グーグルやヤフーといった大手IT企業が、ウェブサイトの内容を要約するアプリケーションを開発している会社を高額で買収するケースが相次いでいる。
これまで、情報をまとめて意味づけしたり、文章を書いたりすることを機械的に行うことは難しく、記者に代表されるような「人力」でしか行うことができないとされてきたが、少しずつ状況は変わりつつある。
買収金額は30億円以上
IT専門ニュースサイトのテッククランチ(TechCrunch)やロイター通信が2013年4月25日に報じたところによると、グーグルは事前言語処理ソフトを専門とするベンチャー企業「Wavii」を買収した。買収金額は3000万ドル(約30億円)以上にのぼるという。アップルもiPhoneなどに搭載された音声アシスタント機能「Siri」の強化を狙って買収を試みたが、グーグルが競り勝った。
これに先立つ3月25日には、ヤフーがニュース要約アプリ「Summly」を買収すると発表したばかり。Summlyは、英国人のニック・ダロイシオさんが16歳の時に開発したことでも知られ、こちらも買収額は3000万ドルと伝えられている。
では、これらのアプリは、どの程度「すごい」のか。
例えばWaviiの場合、ツイッターやフェイスブックのアカウントとひもづけて使用する。
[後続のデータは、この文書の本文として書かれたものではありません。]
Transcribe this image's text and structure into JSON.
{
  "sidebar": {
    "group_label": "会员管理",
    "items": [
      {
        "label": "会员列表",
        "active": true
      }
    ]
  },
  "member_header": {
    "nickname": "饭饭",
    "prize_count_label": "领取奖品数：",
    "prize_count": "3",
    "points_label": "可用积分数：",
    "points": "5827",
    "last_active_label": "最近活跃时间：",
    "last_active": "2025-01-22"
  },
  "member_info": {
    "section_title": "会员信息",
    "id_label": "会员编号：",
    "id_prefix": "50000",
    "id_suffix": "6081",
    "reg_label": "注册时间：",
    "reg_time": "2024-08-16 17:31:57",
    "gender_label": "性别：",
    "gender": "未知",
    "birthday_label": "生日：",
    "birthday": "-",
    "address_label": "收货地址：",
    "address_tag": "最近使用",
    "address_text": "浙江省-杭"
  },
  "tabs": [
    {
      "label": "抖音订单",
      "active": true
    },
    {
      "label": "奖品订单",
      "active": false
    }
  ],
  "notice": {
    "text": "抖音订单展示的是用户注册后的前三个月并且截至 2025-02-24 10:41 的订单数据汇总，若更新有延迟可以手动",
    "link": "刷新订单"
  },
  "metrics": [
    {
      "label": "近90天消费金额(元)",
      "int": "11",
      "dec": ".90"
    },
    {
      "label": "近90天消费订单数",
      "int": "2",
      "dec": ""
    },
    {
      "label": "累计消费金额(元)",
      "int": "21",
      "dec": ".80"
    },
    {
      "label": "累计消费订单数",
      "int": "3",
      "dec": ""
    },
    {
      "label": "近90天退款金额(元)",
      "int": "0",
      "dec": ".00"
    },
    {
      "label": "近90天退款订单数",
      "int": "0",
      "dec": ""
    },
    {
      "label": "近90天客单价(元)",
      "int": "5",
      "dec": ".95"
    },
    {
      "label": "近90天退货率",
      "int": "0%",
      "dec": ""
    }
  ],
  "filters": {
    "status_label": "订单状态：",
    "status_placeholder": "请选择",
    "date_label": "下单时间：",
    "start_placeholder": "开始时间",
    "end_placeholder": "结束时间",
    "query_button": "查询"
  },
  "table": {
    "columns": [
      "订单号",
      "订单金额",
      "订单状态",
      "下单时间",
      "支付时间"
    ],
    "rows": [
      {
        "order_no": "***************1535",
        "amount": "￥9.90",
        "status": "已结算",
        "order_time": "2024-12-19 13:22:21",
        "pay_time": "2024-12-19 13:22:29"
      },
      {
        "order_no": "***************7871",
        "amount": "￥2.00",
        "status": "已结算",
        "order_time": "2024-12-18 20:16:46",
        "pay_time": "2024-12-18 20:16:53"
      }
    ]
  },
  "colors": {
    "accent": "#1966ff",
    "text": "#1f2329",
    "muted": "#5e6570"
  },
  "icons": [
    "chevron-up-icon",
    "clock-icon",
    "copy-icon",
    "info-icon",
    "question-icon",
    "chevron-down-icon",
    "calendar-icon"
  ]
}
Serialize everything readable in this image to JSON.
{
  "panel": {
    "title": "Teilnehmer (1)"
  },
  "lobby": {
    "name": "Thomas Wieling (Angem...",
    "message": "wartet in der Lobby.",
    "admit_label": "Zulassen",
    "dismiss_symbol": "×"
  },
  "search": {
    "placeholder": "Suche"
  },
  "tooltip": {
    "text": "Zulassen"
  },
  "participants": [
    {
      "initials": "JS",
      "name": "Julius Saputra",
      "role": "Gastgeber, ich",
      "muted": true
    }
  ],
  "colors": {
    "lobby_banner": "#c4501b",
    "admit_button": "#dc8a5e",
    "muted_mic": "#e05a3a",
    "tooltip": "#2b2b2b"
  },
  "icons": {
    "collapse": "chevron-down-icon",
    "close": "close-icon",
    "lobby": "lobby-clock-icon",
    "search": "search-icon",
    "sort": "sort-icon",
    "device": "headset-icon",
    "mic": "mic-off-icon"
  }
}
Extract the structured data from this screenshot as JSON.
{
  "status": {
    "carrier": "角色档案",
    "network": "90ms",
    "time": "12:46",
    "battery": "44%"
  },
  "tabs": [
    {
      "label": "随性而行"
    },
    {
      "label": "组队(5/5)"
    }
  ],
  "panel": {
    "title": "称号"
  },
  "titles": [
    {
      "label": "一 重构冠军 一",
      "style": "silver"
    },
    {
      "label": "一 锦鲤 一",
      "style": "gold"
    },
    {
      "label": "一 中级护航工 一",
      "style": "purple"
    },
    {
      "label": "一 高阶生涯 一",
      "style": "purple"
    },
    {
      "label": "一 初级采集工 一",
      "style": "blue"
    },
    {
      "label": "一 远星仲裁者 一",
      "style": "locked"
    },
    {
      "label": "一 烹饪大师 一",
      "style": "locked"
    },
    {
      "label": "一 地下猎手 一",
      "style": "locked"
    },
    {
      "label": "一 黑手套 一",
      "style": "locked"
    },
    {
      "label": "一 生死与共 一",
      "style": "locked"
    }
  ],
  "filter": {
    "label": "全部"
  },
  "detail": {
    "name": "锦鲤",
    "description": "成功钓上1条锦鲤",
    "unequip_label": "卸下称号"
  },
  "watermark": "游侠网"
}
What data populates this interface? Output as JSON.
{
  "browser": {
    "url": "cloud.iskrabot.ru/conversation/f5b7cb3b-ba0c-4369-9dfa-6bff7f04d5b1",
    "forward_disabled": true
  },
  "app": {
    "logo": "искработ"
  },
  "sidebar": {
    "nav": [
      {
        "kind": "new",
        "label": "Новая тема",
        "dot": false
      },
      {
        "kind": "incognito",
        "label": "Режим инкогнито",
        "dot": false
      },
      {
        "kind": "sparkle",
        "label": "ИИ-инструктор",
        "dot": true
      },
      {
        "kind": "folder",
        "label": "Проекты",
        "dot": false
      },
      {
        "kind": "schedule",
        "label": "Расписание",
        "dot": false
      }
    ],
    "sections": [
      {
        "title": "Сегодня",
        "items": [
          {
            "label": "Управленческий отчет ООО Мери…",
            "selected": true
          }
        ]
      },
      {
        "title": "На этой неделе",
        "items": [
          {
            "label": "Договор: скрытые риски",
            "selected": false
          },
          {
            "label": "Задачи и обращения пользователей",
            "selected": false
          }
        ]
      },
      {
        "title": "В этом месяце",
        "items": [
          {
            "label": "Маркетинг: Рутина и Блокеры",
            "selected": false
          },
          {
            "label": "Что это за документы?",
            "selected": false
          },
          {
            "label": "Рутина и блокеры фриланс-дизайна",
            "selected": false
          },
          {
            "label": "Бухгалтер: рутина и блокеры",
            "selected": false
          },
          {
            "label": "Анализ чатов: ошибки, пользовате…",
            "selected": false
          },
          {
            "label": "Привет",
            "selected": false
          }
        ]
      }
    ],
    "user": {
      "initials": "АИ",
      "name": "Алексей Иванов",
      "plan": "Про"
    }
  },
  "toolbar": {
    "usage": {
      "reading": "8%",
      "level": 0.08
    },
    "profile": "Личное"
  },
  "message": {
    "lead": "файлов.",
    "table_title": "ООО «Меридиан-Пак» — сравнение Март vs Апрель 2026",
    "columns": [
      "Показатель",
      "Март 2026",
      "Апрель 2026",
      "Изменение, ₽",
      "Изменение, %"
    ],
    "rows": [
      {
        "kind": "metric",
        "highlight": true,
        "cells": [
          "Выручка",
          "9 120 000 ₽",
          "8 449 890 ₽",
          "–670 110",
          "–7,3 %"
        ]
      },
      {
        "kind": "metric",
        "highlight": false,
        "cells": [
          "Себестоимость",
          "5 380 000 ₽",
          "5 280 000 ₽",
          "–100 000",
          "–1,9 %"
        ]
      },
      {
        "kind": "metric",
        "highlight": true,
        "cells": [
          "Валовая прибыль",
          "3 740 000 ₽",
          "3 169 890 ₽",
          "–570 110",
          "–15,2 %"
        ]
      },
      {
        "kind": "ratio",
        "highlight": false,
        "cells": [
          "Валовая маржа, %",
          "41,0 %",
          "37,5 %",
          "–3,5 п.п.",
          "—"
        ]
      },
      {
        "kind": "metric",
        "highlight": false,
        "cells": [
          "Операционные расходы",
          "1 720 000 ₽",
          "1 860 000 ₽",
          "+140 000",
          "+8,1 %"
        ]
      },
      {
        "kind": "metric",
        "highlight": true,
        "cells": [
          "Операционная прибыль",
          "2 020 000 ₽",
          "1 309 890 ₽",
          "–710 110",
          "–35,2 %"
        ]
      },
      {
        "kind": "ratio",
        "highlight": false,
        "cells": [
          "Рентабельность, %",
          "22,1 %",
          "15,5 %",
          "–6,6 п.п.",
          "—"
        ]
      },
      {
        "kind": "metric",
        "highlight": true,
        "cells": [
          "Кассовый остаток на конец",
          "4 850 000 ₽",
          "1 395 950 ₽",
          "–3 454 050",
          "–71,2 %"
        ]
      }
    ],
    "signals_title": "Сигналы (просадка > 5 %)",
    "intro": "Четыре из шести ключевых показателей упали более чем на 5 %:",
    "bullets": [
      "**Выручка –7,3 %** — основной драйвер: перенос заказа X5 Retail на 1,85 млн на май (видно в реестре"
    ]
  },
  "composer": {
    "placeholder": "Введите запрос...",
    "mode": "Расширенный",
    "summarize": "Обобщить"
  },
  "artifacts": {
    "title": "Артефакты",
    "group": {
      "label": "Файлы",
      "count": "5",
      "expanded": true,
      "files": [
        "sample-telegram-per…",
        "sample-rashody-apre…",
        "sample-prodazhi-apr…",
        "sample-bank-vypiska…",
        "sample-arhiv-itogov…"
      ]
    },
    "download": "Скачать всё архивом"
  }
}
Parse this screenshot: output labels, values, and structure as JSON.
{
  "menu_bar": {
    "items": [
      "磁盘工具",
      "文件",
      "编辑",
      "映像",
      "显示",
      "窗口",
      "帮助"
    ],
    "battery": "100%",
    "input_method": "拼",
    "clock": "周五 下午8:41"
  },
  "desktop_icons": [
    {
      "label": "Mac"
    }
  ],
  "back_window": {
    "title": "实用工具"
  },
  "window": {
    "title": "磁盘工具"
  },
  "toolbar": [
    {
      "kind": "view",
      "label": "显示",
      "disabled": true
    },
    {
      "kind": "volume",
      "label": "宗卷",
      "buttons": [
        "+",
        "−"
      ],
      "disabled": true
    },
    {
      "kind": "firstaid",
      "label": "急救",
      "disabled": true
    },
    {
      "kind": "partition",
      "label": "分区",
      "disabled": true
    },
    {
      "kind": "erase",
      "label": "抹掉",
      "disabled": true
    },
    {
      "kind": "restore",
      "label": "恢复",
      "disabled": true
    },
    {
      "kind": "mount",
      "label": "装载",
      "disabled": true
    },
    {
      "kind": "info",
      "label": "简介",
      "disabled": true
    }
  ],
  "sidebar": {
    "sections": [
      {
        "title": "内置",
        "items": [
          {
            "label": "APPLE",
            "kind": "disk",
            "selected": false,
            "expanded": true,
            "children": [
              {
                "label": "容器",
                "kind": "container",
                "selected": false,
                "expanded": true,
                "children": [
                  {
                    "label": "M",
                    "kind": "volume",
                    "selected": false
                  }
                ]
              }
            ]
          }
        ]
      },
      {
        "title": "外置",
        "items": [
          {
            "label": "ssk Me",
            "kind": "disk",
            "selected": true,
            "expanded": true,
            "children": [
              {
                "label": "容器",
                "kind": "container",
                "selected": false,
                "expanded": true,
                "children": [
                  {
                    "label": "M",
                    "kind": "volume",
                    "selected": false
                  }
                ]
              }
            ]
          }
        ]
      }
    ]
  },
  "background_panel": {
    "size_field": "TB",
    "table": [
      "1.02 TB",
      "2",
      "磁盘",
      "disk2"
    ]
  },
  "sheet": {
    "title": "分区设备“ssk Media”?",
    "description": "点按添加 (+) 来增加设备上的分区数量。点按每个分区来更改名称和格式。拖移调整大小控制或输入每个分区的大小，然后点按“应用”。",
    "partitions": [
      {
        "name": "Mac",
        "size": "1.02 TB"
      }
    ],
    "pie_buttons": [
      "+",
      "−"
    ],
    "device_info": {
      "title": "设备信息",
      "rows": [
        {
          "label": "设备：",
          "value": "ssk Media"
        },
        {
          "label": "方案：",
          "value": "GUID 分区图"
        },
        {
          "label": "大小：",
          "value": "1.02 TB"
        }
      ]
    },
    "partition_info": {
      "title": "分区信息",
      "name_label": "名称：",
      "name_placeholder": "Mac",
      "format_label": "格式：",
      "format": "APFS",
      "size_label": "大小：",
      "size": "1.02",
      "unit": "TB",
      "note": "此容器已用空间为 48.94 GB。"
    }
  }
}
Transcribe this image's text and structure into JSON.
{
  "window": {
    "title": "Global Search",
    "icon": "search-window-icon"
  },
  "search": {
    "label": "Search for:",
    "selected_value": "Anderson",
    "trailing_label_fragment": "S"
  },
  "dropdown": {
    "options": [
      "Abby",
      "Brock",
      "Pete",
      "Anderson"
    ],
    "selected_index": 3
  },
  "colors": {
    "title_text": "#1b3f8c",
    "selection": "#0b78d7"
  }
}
記者は航空関係の話題を扱うことが多いからか、「国家運輸安全委員会」(NTSB)や「ボーイング」といった単語が「おすすめ」の候補として表示される。
「おすすめ」を設定すると、Waviiのトップページには利用者の関心に応じたニュースの項目が表示される。特に特徴的なのが、表示されるニュースのリード文が機械的に要約されていることだ。
記事の複数のパラグラフの内容を分析して、自動的に文章を生成
例えばトップページの一番上に表示されている文章は、
「国家運輸安全委員会(NTSB)は今日、787のバッテリーが過熱する確率の計算方法について、ボーイング社幹部が同委員会に対して不完全な情報を提供していたことを明らかにした」
というもの。通常のニュースサイトであれば「見出し」にあたる部分だ。この文章をクリックすると記事全文が読めるのだが、リンク先の記事の最初の段落には「航空事故調査官」とあるだけで、NTSBという固有名詞は見あたらない。サイトが、配信を受けた記事の複数のパラグラフの内容を分析して、自動的に文章を生成していることがわかる。
利用者はニュースの内容について、「いいね!」「驚いた」「怒ってる」「愛してる」「疑わしい」という5つの感情を表現できる仕掛けもあり、利用者同士で内容について議論ができる。
04年に日本語版でもサービスが始まった「グーグルニュース」は、数多くあるニュース記事を自動的に価値判断してレイアウトしたとして脚光を浴びた。Waviiの仕組みがさらに改良されば、「長文の発表記事から自動的に短い記事が生成される」という時代も遠くなさそうだ。